Like many people with disabilities, I have a healthy mistrust of the U.S. medical system. My mistrust is based on a lifetime of mistreatment; having been institutionalized when I was younger, pushed from ‘specialist to specialist’ in an effort to fix me. As an adult without medical insurance, I often went without medical care. Then I acquired an indeterminate virus that rendered me a paraplegic.  Since then, the typical medical office has become an even less welcoming place – glaring lights and tightly packed waiting rooms with little room to maneuver. It would be 15 years before I saw an exam table I could transfer to with or without help. Even now, it’s rare that a medical practitioner will poke or prod what ails me, because that would mean a transfer.

I’ve always loved science-y things. Science is reliable. It’s not black and white. Science tests and tests again and changes with time and research. Although I’m not a fan of medical science because it often puts people like me in a box to be fixed, and if not fixed then hidden, it also gave me my wheelchair and medications that enhance my life and give me freedom to pursue the life I choose.

I trusted science when I got vaccinations from the school nurse. I remember the fear in my mother’s voice when talking about kids with polio; how her family moved from Chicago to Phoenix due to a polio outbreak when she was a girl. She was hit with scarlet fever as a child, needing to relearn to walk.

I was initially afraid to vaccinate my kids.
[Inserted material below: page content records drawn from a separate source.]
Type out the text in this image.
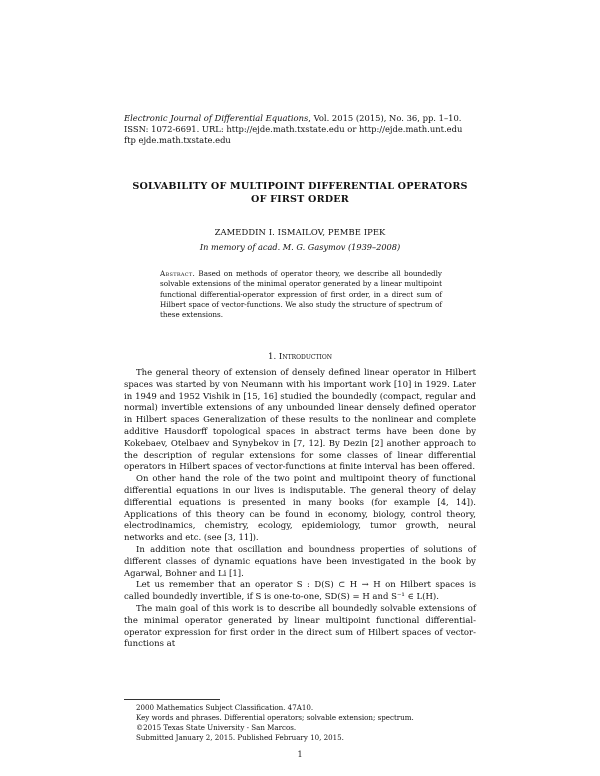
Electronic Journal of Differential Equations, Vol. 2015 (2015), No. 36, pp. 1–10.
ISSN: 1072-6691. URL: http://ejde.math.txstate.edu or http://ejde.math.unt.edu
ftp ejde.math.txstate.edu
SOLVABILITY OF MULTIPOINT DIFFERENTIAL OPERATORS
OF FIRST ORDER
ZAMEDDIN I. ISMAILOV, PEMBE IPEK
In memory of acad. M. G. Gasymov (1939–2008)
Abstract. Based on methods of operator theory, we describe all boundedly solvable extensions of the minimal operator generated by a linear multipoint functional differential-operator expression of first order, in a direct sum of Hilbert space of vector-functions. We also study the structure of spectrum of these extensions.
1. Introduction

The general theory of extension of densely defined linear operator in Hilbert spaces was started by von Neumann with his important work [10] in 1929. Later in 1949 and 1952 Vishik in [15, 16] studied the boundedly (compact, regular and normal) invertible extensions of any unbounded linear densely defined operator in Hilbert spaces Generalization of these results to the nonlinear and complete additive Hausdorff topological spaces in abstract terms have been done by Kokebaev, Otelbaev and Synybekov in [7, 12]. By Dezin [2] another approach to the description of regular extensions for some classes of linear differential operators in Hilbert spaces of vector-functions at finite interval has been offered.

On other hand the role of the two point and multipoint theory of functional differential equations in our lives is indisputable. The general theory of delay differential equations is presented in many books (for example [4, 14]). Applications of this theory can be found in economy, biology, control theory, electrodinamics, chemistry, ecology, epidemiology, tumor growth, neural networks and etc. (see [3, 11]).

In addition note that oscillation and boundness properties of solutions of different classes of dynamic equations have been investigated in the book by Agarwal, Bohner and Li [1].

Let us remember that an operator S : D(S) ⊂ H → H on Hilbert spaces is called boundedly invertible, if S is one-to-one, SD(S) = H and S⁻¹ ∈ L(H).

The main goal of this work is to describe all boundedly solvable extensions of the minimal operator generated by linear multipoint functional differential-operator expression for first order in the direct sum of Hilbert spaces of vector-functions at

2000 Mathematics Subject Classification. 47A10.
Key words and phrases. Differential operators; solvable extension; spectrum.
©2015 Texas State University - San Marcos.
Submitted January 2, 2015. Published February 10, 2015.
1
What if the unthinkable happened and my kid was crippled as a result of my parental choice? But I talked to my doctor, read a lot and both my kids were fully vaccinated without complication beyond fever, crying and crankiness.

The few people who have serious reactions to vaccines makes it more important that we get them to help protect those who cannot. The reason my kids and grandkids don’t have smallpox vaccination scars is because the disease was eradicated – because enough people were vaccinated. Vaccination is a shared responsibility to people (those I know and love) and my community (those I don’t know and may not even like).

Because of my job I was appointed to the State of Idaho Disaster Medical Advisory Committee (SIDMAC), and the state’s Covid-19 Vaccine Advisory committee in 2020. I learned the vaccines weren’t really rushed, they just streamlined the process. They do not change my DNA, or contain live virus. It provides immunity, and even if I get a breakthrough case, I am much less likely to need hospitalization. You can learn more, visit the CDC or talk to your doctor or another trusted source. Don’t rely on social media. COVID-19 is deadly searious and not a case for Dr. Google.

Independent Living is about supporting each other. It’s about living our best lives, learning new things, and not going through scary stuff alone – peer to peer support! I chose to get vaccinated after I learned more and weighed the risks. I’d rather risk a shot and protect my life, the lives of my loved ones, and friends who can’t get vaccinated and the larger community. Independent Living doesn’t tell us we don’t need people; that we are independent of each other. It tells us that with mutual caring and support, we are part of the community. We are independent and we need each other now more than ever to look out for our communities.